De entre todas las mujeres hay una en especial que nos llena de emoción y de alegría. Su entrega generosa, su Sí incondicional, su amor de esposa y de madre, su ternura y su firmeza, su inquietud por querer siempre descubrir la voluntad de Dios y hacerla dócilmente; su fe inquebrantable nos hace pensar en Santa María, Madre de Dios. Ella es ejemplo de integridad, humildad, servicio, amabilidad, oblación al sufrir, sencillez y gozo sin fin. María es la llena de gracia, la favorecida de Dios, la Inmaculada, la siempre Virgen. Ella es la Madre de Jesús y también es nuestra Madre.
Si bien el pecado y la muerte entraron a este mundo con el consentimiento y la desobediencia de una mujer, por otra Mujer nos ha venido la Gracia y la Vida. Ella, Sierva obediente, viene a ser el gran Modelo para todos: hombres y mujeres. Nada le dice más a una mujer lo que significa ser en verdad una mujer que María y nada le dice a un hombre lo que significa ser un verdadero discípulo de Jesús que María Santísima.
Con la frase: “Hagan lo que Él les diga”, Ella, la siempre bien amada, nuestra Señora y Reina, nos enseña a todos que, lo más importante en nuestra vida debe ser siempre seguir y amar a su Hijo querido, el Señor Jesús. María, en todo momento nos lleva a Él. Es por esto que san Ignacio de Loyola decía esta bellísima oración a María: “Colócame delante de tu Hijo”, es decir, llévame hacia Él y que mi mirada se encuentre con la suya. Sé tú, Madre amadísima, quien dirija mi rostro al de tu Hijo.
El Señor Jesús, con sus palabras, gestos y actitudes, devolvió la dignidad perdida a toda mujer. Los textos del Evangelio que pudiéramos citar para comprobarlo son muchos. En María se manifiesta esa dignidad que dio Jesús a toda mujer. El texto de san Juan que narra la crucifixión de Jesús, señala claramente cómo la expresión “Mujer”, en labios de Jesús, sonaba mucho más a un título de dignidad que a la indiferencia de un moribundo hacia su madre. Nadie ha brillado más en la gracia y en lo que significa ser persona que María.
Es por esto que en este mes tan especial tenemos que dirigir nuestra mirada a quien nos ha dicho desde el Tepeyac: “Porque yo en verdad soy tu Madre, tuya y la de todos los que en estas tierras forman un solo pueblo y de las más variadas estirpes mis amadores”. El Papa Francisco nos ha dicho a todos los mexicanos que debemos mirar a nuestra Madre (de Guadalupe) y dejarnos mirar por Ella. Debemos contemplarla, pero dejarnos mirar por María como quien tiene algo que decirnos y para darnos todo su consuelo y su amor Persona.
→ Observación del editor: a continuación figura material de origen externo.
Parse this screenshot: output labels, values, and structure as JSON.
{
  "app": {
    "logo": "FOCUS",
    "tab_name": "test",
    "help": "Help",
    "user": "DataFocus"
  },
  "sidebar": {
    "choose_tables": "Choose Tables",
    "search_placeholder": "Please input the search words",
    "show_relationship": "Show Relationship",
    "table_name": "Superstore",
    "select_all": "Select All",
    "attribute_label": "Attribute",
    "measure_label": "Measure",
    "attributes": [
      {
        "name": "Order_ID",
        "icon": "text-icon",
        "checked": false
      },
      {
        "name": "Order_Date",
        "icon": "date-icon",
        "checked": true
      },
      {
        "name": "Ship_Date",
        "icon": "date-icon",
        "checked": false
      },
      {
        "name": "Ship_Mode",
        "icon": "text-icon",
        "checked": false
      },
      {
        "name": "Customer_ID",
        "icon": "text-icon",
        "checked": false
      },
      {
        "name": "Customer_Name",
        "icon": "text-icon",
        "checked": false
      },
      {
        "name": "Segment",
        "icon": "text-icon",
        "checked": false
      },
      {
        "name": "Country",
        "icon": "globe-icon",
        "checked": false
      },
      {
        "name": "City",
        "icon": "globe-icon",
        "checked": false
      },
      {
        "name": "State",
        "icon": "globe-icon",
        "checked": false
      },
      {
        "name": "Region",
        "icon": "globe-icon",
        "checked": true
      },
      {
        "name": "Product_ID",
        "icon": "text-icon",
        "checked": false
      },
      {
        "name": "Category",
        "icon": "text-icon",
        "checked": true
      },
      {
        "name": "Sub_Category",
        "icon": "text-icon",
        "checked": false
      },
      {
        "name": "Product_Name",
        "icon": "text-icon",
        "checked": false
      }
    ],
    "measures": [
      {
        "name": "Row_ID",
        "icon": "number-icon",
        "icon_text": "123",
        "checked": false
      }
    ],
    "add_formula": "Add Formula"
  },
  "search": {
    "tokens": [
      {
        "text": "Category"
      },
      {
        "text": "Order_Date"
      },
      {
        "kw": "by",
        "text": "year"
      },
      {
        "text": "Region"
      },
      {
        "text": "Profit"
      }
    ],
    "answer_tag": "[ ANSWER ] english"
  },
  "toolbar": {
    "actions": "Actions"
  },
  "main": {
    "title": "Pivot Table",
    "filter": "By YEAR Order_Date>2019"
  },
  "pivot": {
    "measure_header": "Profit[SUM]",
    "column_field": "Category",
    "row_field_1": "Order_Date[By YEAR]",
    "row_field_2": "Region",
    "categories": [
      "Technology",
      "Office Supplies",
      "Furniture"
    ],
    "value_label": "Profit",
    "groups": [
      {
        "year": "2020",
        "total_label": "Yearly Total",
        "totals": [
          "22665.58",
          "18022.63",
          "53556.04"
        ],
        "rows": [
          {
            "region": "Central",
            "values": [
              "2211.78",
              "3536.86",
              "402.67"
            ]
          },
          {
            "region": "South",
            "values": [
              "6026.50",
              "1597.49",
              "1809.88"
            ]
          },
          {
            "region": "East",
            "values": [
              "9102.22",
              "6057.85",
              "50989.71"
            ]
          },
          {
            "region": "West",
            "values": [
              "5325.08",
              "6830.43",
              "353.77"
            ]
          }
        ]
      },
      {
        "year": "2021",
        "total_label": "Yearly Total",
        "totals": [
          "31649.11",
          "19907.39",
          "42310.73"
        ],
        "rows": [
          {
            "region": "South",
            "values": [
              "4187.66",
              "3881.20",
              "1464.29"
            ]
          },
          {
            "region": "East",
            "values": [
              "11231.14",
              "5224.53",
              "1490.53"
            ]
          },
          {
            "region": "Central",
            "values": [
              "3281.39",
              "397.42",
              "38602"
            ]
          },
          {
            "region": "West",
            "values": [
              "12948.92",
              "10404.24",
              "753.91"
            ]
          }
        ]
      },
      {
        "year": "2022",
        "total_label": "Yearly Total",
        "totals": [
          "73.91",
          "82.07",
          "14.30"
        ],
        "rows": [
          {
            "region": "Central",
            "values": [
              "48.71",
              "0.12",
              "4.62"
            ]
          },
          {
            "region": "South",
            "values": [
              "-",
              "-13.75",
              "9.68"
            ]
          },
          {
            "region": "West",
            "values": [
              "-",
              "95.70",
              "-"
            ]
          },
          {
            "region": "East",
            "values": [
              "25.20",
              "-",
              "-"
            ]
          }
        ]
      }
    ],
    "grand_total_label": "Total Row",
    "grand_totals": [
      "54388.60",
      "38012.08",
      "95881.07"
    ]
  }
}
En este mes debemos dirigir una mirada limpia hacia toda mujer y contemplar su dignidad desde el primer instante de su vida hasta la última etapa. Como compromiso ¡hagamos valer los derechos de toda mujer!, tratemos a cada una con dignidad y que el amor hacia nuestra madre, esposa e hijas, hacia las hermanas y primas, las tías y demás familiares, manifieste el deseo de hacer presente el amor de Cristo hacia todas y que todo esto nos lleve a reflejar lo que aquellos primeros discípulos reflejaron porque lo vieron del mismo Jesús, lo que los apóstoles predicaron y lo que los primeros cristianos llevaron a cabo tanto de palabra como de obra.